De werkgever wil geen transitievergoeding betalen, maar stelt – en nu komt het – een budget beschikbaar van € 4.000,- voor outplacement of scholingstraject. Werknemer verzoekt afwijzing van het verzoek om ontbinding, maar ziet ook in dat er een te groot verschil van inzicht is in uitvoering van functie en is werkgever erkentelijk voor het aangeboden budget.

Op 8 juli 2015 heeft de werkgever het ontbindingsverzoek ingediend, op 10 juli jl. voert werknemer verweer en op 22 juli 2015 doet de kantonrechter uitspraak. De kantonrechter ontbindt de arbeidsovereenkomst tegen 1 november 2015, maar kent geen vergoeding toe. De werkgever heeft het aanbod van € 4.000,- vermeldt, maar niet verzocht dit bedrag als vergoeding toe te kennen. De rechter laat dit aspect dan ook buiten beoordeling van het ontbindingsverzoek. Kortom, de werknemer staat dus met lege handen!  Ai…

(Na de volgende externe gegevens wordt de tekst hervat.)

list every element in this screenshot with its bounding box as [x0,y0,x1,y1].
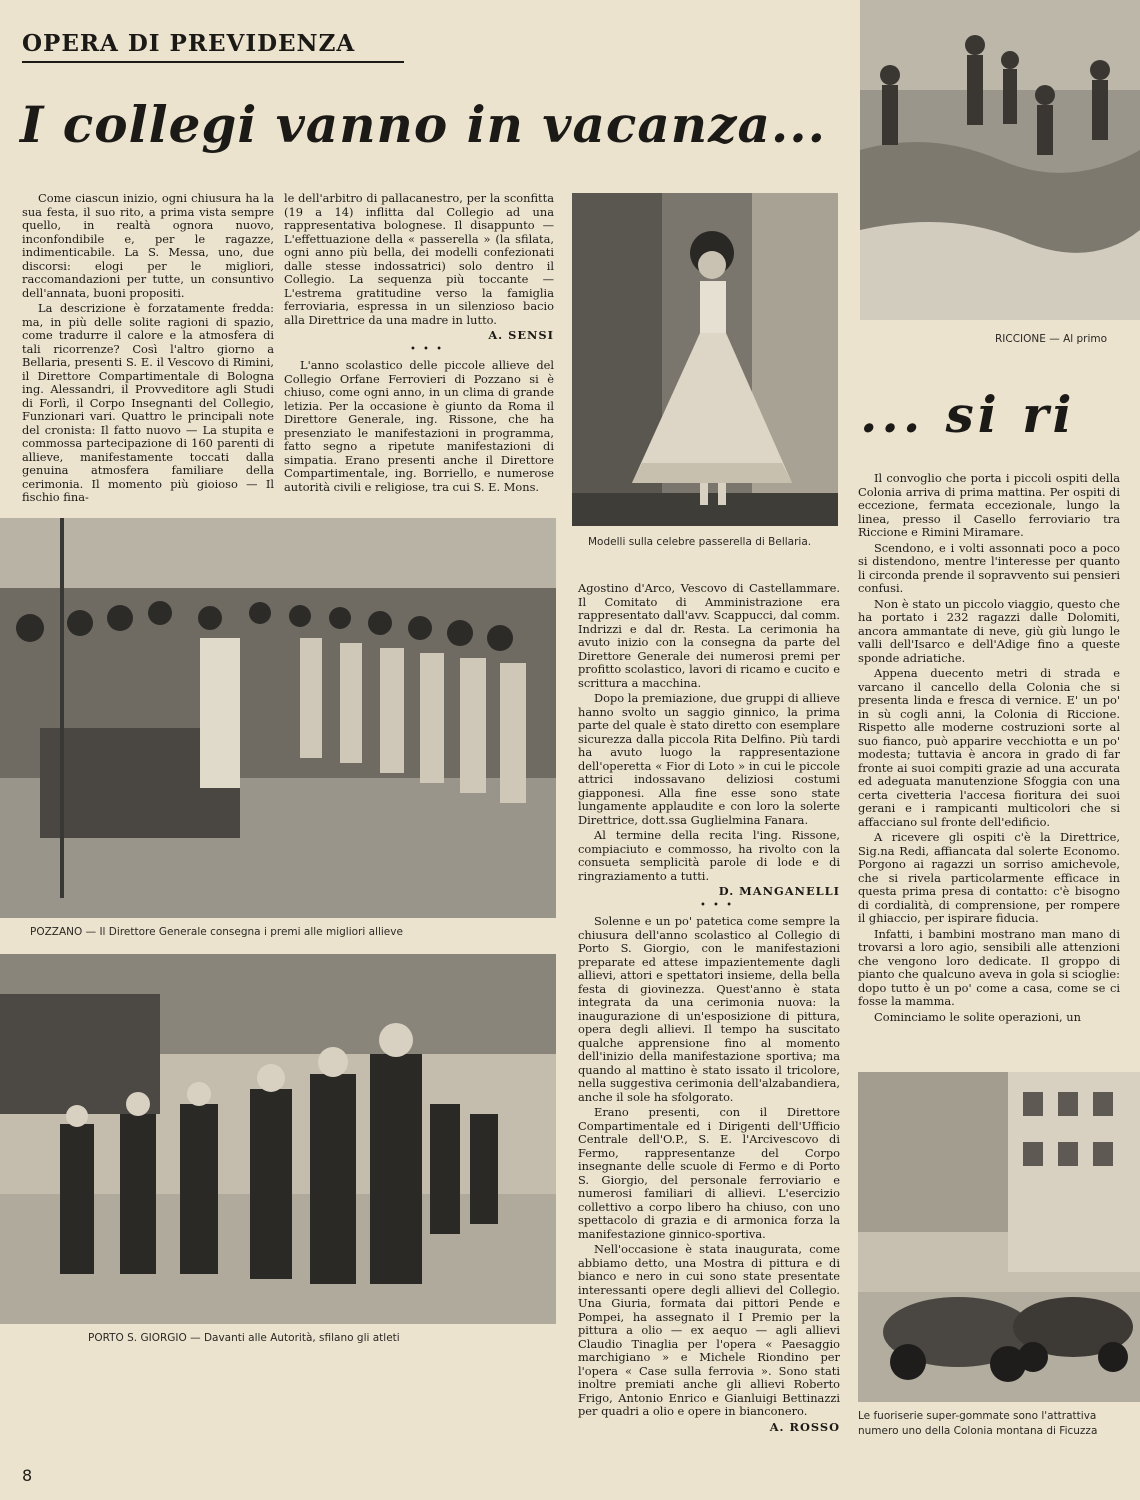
paragraph: Solenne e un po' patetica come sempre la chiusura dell'anno scolastico al Collegio di Porto S. Giorgio, con le manifestazioni preparate ed attese impazientemente dagli allievi, attori e spettatori insieme, della bella festa di giovinezza. Quest'anno è stata integrata da una cerimonia nuova: la inaugurazione di un'esposizione di pittura, opera degli allievi. Il tempo ha suscitato qualche apprensione fino al momento dell'inizio della manifestazione sportiva; ma quando al mattino è stato issato il tricolore, nella suggestiva cerimonia dell'alzabandiera, anche il sole ha sfolgorato. [578,914,840,1104]
photo-ficuzza-cars [858,1072,1140,1402]
caption-bellaria: Modelli sulla celebre passerella di Bellaria. [588,536,812,548]
article-column-3 [578,582,840,1434]
paragraph: Il convoglio che porta i piccoli ospiti della Colonia arriva di prima mattina. Per ospiti di eccezione, fermata eccezionale, lungo la linea, presso il Casello ferroviario tra Riccione e Rimini Miramare. [858,471,1120,539]
signature: A. SENSI [488,328,554,342]
signature: D. MANGANELLI [718,884,840,898]
photo-bellaria-model [572,193,838,526]
paragraph: Erano presenti, con il Direttore Compartimentale ed i Dirigenti dell'Ufficio Centrale dell'O.P., S. E. l'Arcivescovo di Fermo, rappresentanze del Corpo insegnante delle scuole di Fermo e di Porto S. Giorgio, del personale ferroviario e numerosi familiari di allievi. L'esercizio collettivo a corpo libero ha chiuso, con uno spettacolo di grazia e di armonica forza la manifestazione ginnico-sportiva. [578,1105,840,1241]
article-column-4 [858,472,1120,1026]
separator: • • • [699,899,735,911]
page-number: 8 [22,1466,33,1485]
caption-ficuzza-line-1: Le fuoriserie super-gommate sono l'attrattiva [858,1410,1097,1422]
paragraph: Nell'occasione è stata inaugurata, come abbiamo detto, una Mostra di pittura e di bianco e nero in cui sono state presentate interessanti opere degli allievi del Collegio. Una Giuria, formata dai pittori Pende e Pompei, ha assegnato il I Premio per la pittura a olio — ex aequo — agli allievi Claudio Tinaglia per l'opera « Paesaggio marchigiano » e Michele Riondino per l'opera « Case sulla ferrovia ». Sono stati inoltre premiati anche gli allievi Roberto Frigo, Antonio Enrico e Gianluigi Bettinazzi per quadri a olio e opere in bianconero. [578,1242,840,1418]
caption-ficuzza-line-2: numero uno della Colonia montana di Ficuzza [858,1425,1098,1437]
article-column-2 [284,192,554,496]
separator: • • • [409,343,445,355]
caption-riccione: RICCIONE — Al primo [995,333,1108,345]
paragraph: Al termine della recita l'ing. Rissone, compiaciuto e commosso, ha rivolto con la consueta semplicità parole di lode e di ringraziamento a tutti. [578,828,840,883]
section-label: OPERA DI PREVIDENZA [22,30,404,63]
paragraph: La descrizione è forzatamente fredda: ma, in più delle solite ragioni di spazio, come tradurre il calore e la atmosfera di tali ricorrenze? Così l'altro giorno a Bellaria, presenti S. E. il Vescovo di Rimini, il Direttore Compartimentale di Bologna ing. Alessandri, il Provveditore agli Studi di Forlì, il Corpo Insegnanti del Collegio, Funzionari vari. Quattro le principali note del cronista: Il fatto nuovo — La stupita e commossa partecipazione di 160 parenti di allieve, manifestamente toccati dalla genuina atmosfera familiare della cerimonia. Il momento più gioioso — Il fischio fina- [22,301,274,504]
paragraph: Come ciascun inizio, ogni chiusura ha la sua festa, il suo rito, a prima vista sempre quello, in realtà ognora nuovo, inconfondibile e, per le ragazze, indimenticabile. La S. Messa, uno, due discorsi: elogi per le migliori, raccomandazioni per tutte, un consuntivo dell'annata, buoni propositi. [22,191,274,300]
article-column-1 [22,192,274,507]
headline-right: ... si ri [860,385,1076,444]
paragraph: Cominciamo le solite operazioni, un [874,1009,1081,1024]
photo-porto-san-giorgio-parade [0,954,556,1324]
paragraph: Non è stato un piccolo viaggio, questo che ha portato i 232 ragazzi dalle Dolomiti, ancora ammantate di neve, giù giù lungo le valli dell'Isarco e dell'Adige fino a queste sponde adriatiche. [858,596,1120,665]
paragraph: Scendono, e i volti assonnati poco a poco si distendono, mentre l'interesse per quanto li circonda prende il sopravvento sui pensieri confusi. [858,540,1120,595]
photo-pozzano-ceremony [0,518,556,918]
paragraph: L'anno scolastico delle piccole allieve del Collegio Orfane Ferrovieri di Pozzano si è chiuso, come ogni anno, in un clima di grande letizia. Per la occasione è giunto da Roma il Direttore Generale, ing. Rissone, che ha presenziato le manifestazioni in programma, fatto segno a ripetute manifestazioni di simpatia. Erano presenti anche il Direttore Compartimentale, ing. Borriello, e numerose autorità civili e religiose, tra cui S. E. Mons. [284,358,554,494]
photo-riccione-beach [860,0,1140,320]
paragraph: Agostino d'Arco, Vescovo di Castellammare. Il Comitato di Amministrazione era rappresentato dall'avv. Scappucci, dal comm. Indrizzi e dal dr. Resta. La cerimonia ha avuto inizio con la consegna da parte del Direttore Generale dei numerosi premi per profitto scolastico, lavori di ricamo e cucito e scrittura a macchina. [578,581,840,690]
caption-pozzano: POZZANO — Il Direttore Generale consegna i premi alle migliori allieve [30,926,403,938]
paragraph: le dell'arbitro di pallacanestro, per la sconfitta (19 a 14) inflitta dal Collegio ad una rappresentativa bolognese. Il disappunto — L'effettuazione della « passerella » (la sfilata, ogni anno più bella, dei modelli confezionati dalle stesse indossatrici) solo dentro il Collegio. La sequenza più toccante — L'estrema gratitudine verso la famiglia ferroviaria, espressa in un silenzioso bacio alla Direttrice da una madre in lutto. [284,191,554,327]
caption-porto-san-giorgio: PORTO S. GIORGIO — Davanti alle Autorità, sfilano gli atleti [88,1332,400,1344]
paragraph: Infatti, i bambini mostrano man mano di trovarsi a loro agio, sensibili alle attenzioni che vengono loro dedicate. Il groppo di pianto che qualcuno aveva in gola si scioglie: dopo tutto è un po' come a casa, come se ci fosse la mamma. [858,926,1120,1008]
paragraph: A ricevere gli ospiti c'è la Direttrice, Sig.na Redi, affiancata dal solerte Economo. Porgono ai ragazzi un sorriso amichevole, che si rivela particolarmente efficace in questa prima presa di contatto: c'è bisogno di cordialità, di comprensione, per rompere il ghiaccio, per ispirare fiducia. [858,830,1120,925]
signature: A. ROSSO [769,1419,840,1434]
headline: I collegi vanno in vacanza... [20,95,827,154]
paragraph: Dopo la premiazione, due gruppi di allieve hanno svolto un saggio ginnico, la prima parte del quale è stato diretto con esemplare sicurezza dalla piccola Rita Delfino. Più tardi ha avuto luogo la rappresentazione dell'operetta « Fior di Loto » in cui le piccole attrici indossavano deliziosi costumi giapponesi. Alla fine esse sono state lungamente applaudite e con loro la solerte Direttrice, dott.ssa Guglielmina Fanara. [578,691,840,827]
paragraph: Appena duecento metri di strada e varcano il cancello della Colonia che si presenta linda e fresca di vernice. E' un po' in sù cogli anni, la Colonia di Riccione. Rispetto alle moderne costruzioni sorte al suo fianco, può apparire vecchiotta e un po' modesta; tuttavia è ancora in grado di far fronte ai suoi compiti grazie ad una accurata ed adeguata manutenzione Sfoggia con una certa civetteria l'accesa fioritura dei suoi gerani e i rampicanti multicolori che si affacciano sul fronte dell'edificio. [858,666,1120,829]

Ontbinding arbeidsovereenkomst zonder toekenning transitievergoeding of billijke vergoeding. [3] Ook op 22 juli jl. doet dezelfde rechtbank uitspraak in een andere maar vergelijkbare zaak. Ook deze werkgever wil de werknemer behulpzaam zijn bij het vinden van een nieuwe baan en biedt aan om toekenning van vergoeding ad. € 5.000,-. Hij biedt het niet alleen aan, maar verzoekt er ook om in het ontbindingsverzoek. Het mag echter niet baten. Hierin oordeelt de kantonrechter dat er geen andere vergoeding dan transitie- of billijke vergoeding mogelijk is. De rechter is nu eenmaal beperkt door de Wet Werk en Zekerheid.

Op grond van de cao is in casu geen transitievergoeding verschuldigd. De werknemer kan namelijk, op basis van de cao voor het Primair Onderwijs, aanspraak kan maken op een bovenwettelijke WW-uitkering. Verder is er de billijke vergoeding, maar die is bedoeld bij ernstig verwijtbaar handelen of nalaten van de werkgever. Dit is niet gesteld noch gebleken.  De kantonrechter ontbindt en ook dit keer staat de werknemer met lege handen!

Deze werkgever heeft op 1 juli 2015 het ontbindingsverzoek ingediend, op 3 juli jl. voert werknemer hiertegen verweer en op 22 juli 2015 doet de kantonrechter uitspraak. De kantonrechter ontbindt de arbeidsovereenkomst tegen 1 november 2015, maar kent geen vergoeding toe. Geconcludeerd kan worden dat procedures in ieder geval sneller tot een uitspraak leidt.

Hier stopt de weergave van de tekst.